Let's review: He joined the most-competitive baseball fraternity in existence, in the most judgmental and critical sports town in America.
Some 15 seasons since, he's captured five rings and the hearts of Yankees fans everywhere from Kalamazoo to Cooperstown.
He was born to wear pinstripes, to embrace New York City, and to glow beneath the brightest spotlight in all the game. He has enough personal accolades to fill Mickey's Mantlepiece and a series of historical moments so dramatic, even Bob Costas would be at a loss for words.
But above all, he's done it with class, and he's done it clean.
Having played the bulk of his Hall of Fame career during the steroid era, Jeter is quick to point out that "no, not everyone was doing it."
Neither a whistle-blower (see Jose Canseco) or a blow-hard (see Curt Schilling), Jeter quietly goes about his business, leading by example and exemplifying what it means to be a professional.

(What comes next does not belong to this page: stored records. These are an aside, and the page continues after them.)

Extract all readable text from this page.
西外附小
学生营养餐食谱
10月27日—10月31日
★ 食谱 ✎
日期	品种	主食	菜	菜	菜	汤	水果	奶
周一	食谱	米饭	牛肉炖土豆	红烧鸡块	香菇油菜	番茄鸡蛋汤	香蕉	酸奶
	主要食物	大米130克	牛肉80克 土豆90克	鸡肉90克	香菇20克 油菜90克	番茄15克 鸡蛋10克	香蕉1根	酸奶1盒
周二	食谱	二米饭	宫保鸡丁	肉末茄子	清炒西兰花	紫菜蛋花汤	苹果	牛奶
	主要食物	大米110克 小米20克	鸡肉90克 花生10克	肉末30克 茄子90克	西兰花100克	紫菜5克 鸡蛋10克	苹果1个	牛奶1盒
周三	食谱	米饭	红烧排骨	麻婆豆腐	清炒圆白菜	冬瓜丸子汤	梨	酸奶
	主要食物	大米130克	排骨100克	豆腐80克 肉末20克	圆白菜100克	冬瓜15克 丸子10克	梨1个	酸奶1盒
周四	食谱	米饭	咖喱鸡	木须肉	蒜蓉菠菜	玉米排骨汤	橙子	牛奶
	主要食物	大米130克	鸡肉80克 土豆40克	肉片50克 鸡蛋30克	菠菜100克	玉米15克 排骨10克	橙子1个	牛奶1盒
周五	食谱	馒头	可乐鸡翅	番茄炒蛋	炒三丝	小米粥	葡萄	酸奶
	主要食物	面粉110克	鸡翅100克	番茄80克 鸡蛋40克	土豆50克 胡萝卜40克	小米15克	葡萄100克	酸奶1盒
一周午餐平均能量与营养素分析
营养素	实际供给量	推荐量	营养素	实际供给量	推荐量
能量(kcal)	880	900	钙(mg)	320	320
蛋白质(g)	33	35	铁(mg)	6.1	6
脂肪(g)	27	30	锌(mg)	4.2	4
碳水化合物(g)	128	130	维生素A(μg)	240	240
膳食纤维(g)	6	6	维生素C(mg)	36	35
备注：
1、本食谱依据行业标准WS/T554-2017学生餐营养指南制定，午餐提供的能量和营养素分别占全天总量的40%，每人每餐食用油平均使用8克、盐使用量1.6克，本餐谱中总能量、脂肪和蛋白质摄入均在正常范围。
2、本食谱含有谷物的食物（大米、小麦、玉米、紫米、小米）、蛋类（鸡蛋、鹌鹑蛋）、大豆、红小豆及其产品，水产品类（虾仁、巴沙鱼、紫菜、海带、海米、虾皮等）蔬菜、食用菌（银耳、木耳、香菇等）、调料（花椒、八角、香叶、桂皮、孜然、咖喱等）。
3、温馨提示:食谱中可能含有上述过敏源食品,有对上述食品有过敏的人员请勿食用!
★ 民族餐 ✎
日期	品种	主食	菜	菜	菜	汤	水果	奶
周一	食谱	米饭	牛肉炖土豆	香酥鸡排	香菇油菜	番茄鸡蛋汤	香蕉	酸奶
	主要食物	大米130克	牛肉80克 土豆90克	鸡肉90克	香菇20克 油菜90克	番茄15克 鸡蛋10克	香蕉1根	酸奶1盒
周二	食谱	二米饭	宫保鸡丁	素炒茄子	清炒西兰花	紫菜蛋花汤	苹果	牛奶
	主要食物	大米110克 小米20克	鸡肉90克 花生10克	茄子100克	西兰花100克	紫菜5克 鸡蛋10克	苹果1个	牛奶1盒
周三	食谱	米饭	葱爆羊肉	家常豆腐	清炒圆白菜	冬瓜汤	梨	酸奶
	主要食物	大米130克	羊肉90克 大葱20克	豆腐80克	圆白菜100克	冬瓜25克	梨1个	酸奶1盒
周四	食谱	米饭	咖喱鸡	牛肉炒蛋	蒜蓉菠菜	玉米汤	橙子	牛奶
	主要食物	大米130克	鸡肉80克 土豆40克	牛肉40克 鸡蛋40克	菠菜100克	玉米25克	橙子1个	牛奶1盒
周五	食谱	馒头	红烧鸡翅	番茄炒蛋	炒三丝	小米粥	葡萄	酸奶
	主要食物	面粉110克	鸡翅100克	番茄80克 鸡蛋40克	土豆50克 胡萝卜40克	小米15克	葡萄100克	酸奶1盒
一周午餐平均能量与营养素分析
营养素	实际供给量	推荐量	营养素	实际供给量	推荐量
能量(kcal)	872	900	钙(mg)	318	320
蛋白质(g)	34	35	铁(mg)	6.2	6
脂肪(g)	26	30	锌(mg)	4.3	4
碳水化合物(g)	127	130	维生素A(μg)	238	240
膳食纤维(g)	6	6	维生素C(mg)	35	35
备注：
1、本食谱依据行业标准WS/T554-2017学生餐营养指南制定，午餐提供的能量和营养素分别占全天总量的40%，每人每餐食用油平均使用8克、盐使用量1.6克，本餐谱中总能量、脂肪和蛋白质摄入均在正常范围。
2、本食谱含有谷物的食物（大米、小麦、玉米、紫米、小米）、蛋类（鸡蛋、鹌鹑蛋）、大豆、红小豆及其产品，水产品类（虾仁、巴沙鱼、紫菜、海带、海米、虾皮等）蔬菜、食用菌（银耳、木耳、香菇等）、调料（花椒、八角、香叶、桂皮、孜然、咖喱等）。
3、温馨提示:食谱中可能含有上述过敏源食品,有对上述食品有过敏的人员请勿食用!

Along the way he blew past milestones, scooped up awards, and always came out for B.P. the next afternoon. So when he stepped to the plate on July 9th, 2011 sitting on 2,999 career hits and calmly pulled a 3-2 off-speed pitch into the seats in left for a game-tying homer and his 3,000th career hit, one could only shake their head and say, "Of course he did."
Neither a pull-hitter nor a home run hitter, he's always been a dramatic hitter. So, to have this milestone come in this place, in this way, is so very Derek Jeter.
You need not be in love with "Jetes." And you need not bleed Yankee blue. But you must respect what he does, and how he does it.
Otherwise, you're missing the whole ballgame.